After a quick shower, I headed to the lobby to meet our group. We have an even dozen travelers, plus Kasma and her husband Michael, plus Sun and Aek, our two drivers. It was a very manageable size for our two vans as they pushed slowly through the traffic to My Choice restaurant, only a few blocks over. We were ushered into a quiet side room where Kasma reviewed some of our itinerary and trip rules while the waitstaff piled rice on our plates and seven courses began to arrive. First up was a special order of beef tongue in massaman curry. The richness of the coconut milk and tender beef tongue matched well with the richness of the accompanying crispy fried roti bread and tangy cucumber salad. Any visit to My Choice would be incomplete without their delicious long green eggplant salad and winged bean salad. Grilled eggplant is divided into tender, smoky segments, topped with thinly sliced shallots, and dressed with a bracing lime juice-based dressing. The winged beans are sliced cross-ways into small pieces and topped with crispy fried shallots. These two main ingredients are difficult to find in California, but you can make a pretty good grilled eggplant salad with light purple Chinese eggplants instead.

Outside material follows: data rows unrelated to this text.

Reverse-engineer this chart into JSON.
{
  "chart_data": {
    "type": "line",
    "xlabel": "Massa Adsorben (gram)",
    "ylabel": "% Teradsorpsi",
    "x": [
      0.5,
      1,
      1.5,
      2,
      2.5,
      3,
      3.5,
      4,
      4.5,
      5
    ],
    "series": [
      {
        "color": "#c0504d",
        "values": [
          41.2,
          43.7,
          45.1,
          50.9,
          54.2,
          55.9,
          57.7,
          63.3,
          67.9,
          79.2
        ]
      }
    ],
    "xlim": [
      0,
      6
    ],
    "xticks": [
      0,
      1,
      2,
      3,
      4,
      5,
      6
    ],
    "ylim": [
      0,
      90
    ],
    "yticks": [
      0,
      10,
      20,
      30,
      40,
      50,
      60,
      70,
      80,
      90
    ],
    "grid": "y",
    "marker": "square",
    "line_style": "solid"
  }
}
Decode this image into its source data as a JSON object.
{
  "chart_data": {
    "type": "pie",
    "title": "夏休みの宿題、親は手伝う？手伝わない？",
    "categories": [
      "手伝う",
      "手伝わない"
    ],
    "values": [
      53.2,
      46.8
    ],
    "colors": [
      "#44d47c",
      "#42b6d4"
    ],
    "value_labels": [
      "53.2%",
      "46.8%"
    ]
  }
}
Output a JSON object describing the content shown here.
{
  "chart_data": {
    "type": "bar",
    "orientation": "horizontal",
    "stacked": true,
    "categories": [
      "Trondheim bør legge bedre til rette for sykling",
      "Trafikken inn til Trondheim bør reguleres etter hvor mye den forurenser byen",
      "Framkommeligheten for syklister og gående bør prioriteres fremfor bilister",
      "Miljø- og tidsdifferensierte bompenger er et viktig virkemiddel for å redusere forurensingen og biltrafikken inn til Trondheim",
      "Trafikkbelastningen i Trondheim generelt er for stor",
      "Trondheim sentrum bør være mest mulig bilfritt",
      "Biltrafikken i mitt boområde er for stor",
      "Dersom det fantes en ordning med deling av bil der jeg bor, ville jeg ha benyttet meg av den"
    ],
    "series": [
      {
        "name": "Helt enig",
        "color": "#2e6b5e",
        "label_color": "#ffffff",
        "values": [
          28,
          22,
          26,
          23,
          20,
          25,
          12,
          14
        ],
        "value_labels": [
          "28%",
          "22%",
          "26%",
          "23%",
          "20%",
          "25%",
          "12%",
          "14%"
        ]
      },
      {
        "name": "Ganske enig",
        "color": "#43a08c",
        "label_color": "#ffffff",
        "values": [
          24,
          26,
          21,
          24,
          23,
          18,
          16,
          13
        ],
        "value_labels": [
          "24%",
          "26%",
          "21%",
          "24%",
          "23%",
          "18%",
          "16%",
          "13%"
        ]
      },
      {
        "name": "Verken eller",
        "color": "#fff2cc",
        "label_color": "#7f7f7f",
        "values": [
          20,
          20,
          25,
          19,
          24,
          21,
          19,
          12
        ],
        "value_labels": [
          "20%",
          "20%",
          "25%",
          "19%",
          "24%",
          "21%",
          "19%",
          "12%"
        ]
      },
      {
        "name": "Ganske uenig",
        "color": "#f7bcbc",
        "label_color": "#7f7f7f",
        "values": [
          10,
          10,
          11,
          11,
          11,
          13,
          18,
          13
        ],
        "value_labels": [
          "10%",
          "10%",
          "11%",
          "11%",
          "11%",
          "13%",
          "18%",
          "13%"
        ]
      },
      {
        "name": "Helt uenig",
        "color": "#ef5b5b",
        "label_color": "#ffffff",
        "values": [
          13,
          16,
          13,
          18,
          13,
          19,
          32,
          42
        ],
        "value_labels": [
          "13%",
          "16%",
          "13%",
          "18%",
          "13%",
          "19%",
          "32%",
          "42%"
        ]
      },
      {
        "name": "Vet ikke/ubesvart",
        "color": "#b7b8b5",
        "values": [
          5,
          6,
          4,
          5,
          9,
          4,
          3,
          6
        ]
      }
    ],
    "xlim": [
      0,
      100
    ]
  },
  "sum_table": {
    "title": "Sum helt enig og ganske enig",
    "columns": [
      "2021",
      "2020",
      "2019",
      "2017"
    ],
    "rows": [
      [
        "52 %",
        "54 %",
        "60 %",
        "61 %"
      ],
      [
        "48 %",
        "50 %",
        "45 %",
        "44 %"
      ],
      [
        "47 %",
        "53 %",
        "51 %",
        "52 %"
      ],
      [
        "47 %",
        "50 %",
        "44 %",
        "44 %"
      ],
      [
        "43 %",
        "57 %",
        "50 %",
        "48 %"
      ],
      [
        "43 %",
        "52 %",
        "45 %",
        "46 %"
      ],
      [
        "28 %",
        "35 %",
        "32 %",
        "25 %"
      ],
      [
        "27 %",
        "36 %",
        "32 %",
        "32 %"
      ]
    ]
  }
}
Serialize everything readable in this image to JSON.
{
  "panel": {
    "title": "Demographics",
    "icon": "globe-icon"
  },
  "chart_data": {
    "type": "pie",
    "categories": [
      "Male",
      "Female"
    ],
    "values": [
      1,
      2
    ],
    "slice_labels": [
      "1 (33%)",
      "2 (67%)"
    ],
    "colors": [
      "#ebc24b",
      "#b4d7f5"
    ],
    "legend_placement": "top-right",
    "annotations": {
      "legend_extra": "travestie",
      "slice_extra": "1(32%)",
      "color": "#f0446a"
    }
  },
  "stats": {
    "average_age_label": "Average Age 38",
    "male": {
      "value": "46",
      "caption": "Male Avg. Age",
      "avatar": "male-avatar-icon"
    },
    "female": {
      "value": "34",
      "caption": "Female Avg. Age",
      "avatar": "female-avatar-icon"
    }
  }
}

Our spiciest dish was a dry-style Southern curry featuring chicken, Thai eggplants, baby corn, and (wild?) bamboo shoots stealthily coated in a powerful curry paste. A close second was squid cooked “pad cha” style with krachai, strings of green peppercorns, and plenty of chillies. Our coconut soup with mixed seafood had a perfectly creamy texture, and if you finished quickly, the waitstaff would refill your bowl. Finally, we tried a new dish of shrimp “rafts” with a side of green papaya salad. The rafts looked a bit like large shrimp chips but tasted more like crackers, so there is room for improvement. Nevertheless, we finished them, and still managed to find room for dessert. We enjoyed the homemade coconut milk-based ice creams with various bits mixed in.
Sadly, we leave Bangkok in the morning, but fortunately not until 8:30 so I’ll have a bit of time to sleep in, and perhaps find the elusive khanom krok vendor.